Scots Dragon wrote: ↑
Fri Sep 15, 2017 2:55 am
I kind of feel in general that the attempts to reinvent Superman as anything other than the utterly dedicated and unwavering hero are kind of misguided at best and outright stupid at worst. I liked Superman: TAS (especially after the first season), but it's not the first port of call I'd recommend for a Superman fan for animated appearances of big blue. Honestly for as many problems as they sometimes have, I actually really like the old 1940s animated shorts, especially the earlier ones before the budgets were slashed, which were real exemplars of animation and a good example of how Superman can be almost plot-device powerful at times without necessarily being boring.
Also the animation itself is just utterly gorgeous.
You can find the first one here
What I love is that this is one of the few instances where a studio decided that doing something right outweighted the cost.

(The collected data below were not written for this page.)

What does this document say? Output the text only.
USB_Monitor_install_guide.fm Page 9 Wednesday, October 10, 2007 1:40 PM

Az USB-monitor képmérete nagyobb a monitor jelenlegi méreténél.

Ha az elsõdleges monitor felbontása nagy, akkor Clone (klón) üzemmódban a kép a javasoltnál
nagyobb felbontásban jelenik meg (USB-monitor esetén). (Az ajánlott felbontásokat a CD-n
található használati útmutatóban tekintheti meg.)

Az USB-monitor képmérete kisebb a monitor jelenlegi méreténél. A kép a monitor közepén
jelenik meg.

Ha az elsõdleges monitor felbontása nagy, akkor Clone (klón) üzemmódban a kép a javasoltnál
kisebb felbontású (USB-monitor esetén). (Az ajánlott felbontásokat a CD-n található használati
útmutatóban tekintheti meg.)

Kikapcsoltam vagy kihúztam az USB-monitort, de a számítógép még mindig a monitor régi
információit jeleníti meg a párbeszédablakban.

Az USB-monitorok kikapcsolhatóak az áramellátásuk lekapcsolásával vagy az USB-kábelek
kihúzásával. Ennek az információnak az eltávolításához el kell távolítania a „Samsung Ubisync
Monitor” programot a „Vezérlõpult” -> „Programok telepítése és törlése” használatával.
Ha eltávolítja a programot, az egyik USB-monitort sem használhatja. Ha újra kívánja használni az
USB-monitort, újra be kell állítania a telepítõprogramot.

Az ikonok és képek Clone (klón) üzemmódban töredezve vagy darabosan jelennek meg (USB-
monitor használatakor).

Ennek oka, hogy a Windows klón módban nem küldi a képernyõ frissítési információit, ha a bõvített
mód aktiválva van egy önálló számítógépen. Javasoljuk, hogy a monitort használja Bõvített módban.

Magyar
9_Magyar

See, at the time, the Adventures of Captain Marvel film serial had made Billy Batson and his alter-ego the first superhero in film, and it was proving ridiculously popular (even today it's held up as one of the best film serials ever) and profitable. DC realized they needed to get into the game, but rather than try to ape the live action work of Captain Marvel, the decided to go the animated route. When they approached the Fleischer brothers to make the cartoons, Max was apparently really burnt out from recent projects, and thus made no attempt at sugar coating or bargaining. He told them bluntly what a top of the line Superman cartoon would cost (it was pretty extravagant for its time), expecting the studio to back off. The studio instead said "Sure thing", and Max got perhaps the biggest project budget of his career.
This series is also responsible for a lot of well know parts of the Superman mythos, such as the "Faster than a speeding bullet" tagline, Superman changing in a phone booth, and is partially responsible for Superman being able to fly in the comics. The animators were having a hard time making the leaps Superman usually did in the comics look right, so instead they asked if it was okay to make him just flat out fly, or at least have more of a "gliding flight" aspect to him. The comic company okayed it, and between that, rivals like Capt. Marvel and Namor flying around, Superman started flying in the comics.
This series also had Superman as a powerhouse, but at the same time there were things that could and did hurt him, and he couldn't simply muscle his way through every problem. Several times in the face of large natural disasters, Superman needs to rely on science to save the day, rather than his own strength. When a giant magnetic telescope pulls down a meteor from space, every time Superman tries to stop it himself all he can do is delay the meteor's approach, and is clearly getting his ass kicked in the process. He needs to instead get Lois to use the original machine (that he is keeping powered) to send the meteor back into space.
Lois was actually ahead of her time here as well. While she does need a lot of saving, she also shows herself to be very brave and resourceful. She doesn't break under Nazi torture or pain of death, and when some criminals are trying to rob a train she's own, she actually picks up one of the gangster's tommy guns and opens fire on them.
There was also no "Clark Kent is the mask" thing where Clark is a simpering whimp while Superman is the "real" person. Clark Kent is a brave, resourceful individual who just pretends to have human frailty when he needs to change.
Superman here is a bit more of a mysterious figure, but much like with how Capt. Marvel killed several people in his film serial, this is sort of a proto-type Superman before he became firmly established. But overall, these shorts are very solid and a lot of fun.